Rosara Joseph (born 21 February 1982, Christchurch) is a New Zealand cyclist, active between 2005 and 2012, who won a silver medal for New Zealand in the women's mountain bike racing event at the 2006 Melbourne Commonwealth Games.

She was a Rhodes Scholar at St John's College, Oxford.

==Cycling==
Joseph began competing in mountain biking in 2005, and in 2006 she won the Oceania Cross Country Championships, held in Melbourne.

In 2006, she won silver for New Zealand in the women's mountain bike racing event at the 2006 Melbourne Commonwealth Games.

In 2007, she finished fifth in the cross country at the mountain bike world championships in Scotland.

She finished ninth in the 2008 Beijing Olympic Games in the women's cross country race.

==Education and career==
Joseph studied law at the University of Canterbury in New Zealand and gained a Bachelor of Laws with First Class Honours in 2005, winning the university Gold Medal for top graduating law student that year.

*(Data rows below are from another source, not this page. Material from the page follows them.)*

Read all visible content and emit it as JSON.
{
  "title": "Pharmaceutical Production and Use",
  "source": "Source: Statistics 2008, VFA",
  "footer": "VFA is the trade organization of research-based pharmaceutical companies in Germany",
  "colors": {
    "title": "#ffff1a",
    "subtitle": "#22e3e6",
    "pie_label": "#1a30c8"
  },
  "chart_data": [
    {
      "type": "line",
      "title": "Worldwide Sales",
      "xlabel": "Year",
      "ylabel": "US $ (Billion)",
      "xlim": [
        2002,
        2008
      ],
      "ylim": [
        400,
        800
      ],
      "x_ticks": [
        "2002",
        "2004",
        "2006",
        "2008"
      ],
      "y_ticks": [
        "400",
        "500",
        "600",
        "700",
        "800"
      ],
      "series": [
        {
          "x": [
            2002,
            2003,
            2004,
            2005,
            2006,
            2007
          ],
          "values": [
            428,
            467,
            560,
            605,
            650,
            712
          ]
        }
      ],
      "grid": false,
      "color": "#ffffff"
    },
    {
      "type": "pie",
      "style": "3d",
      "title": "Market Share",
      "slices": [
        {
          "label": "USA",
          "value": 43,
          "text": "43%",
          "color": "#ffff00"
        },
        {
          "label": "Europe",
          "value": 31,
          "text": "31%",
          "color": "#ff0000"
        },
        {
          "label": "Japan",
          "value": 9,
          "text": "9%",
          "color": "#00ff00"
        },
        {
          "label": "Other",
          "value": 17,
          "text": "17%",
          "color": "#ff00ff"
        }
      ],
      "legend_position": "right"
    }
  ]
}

In 2005, she was also awarded a Rhodes Scholarship to Oxford University, to study for a Bachelor of Civil Law. She graduated DPhil in 2011. Her thesis, The War Prerogative, was published by Oxford University Press in 2013.

She also clerked for two Presidents of the New Zealand’s Court of Appeal.

As of 2024, she works for the New Zealand Department of Prime Minister and Cabinet.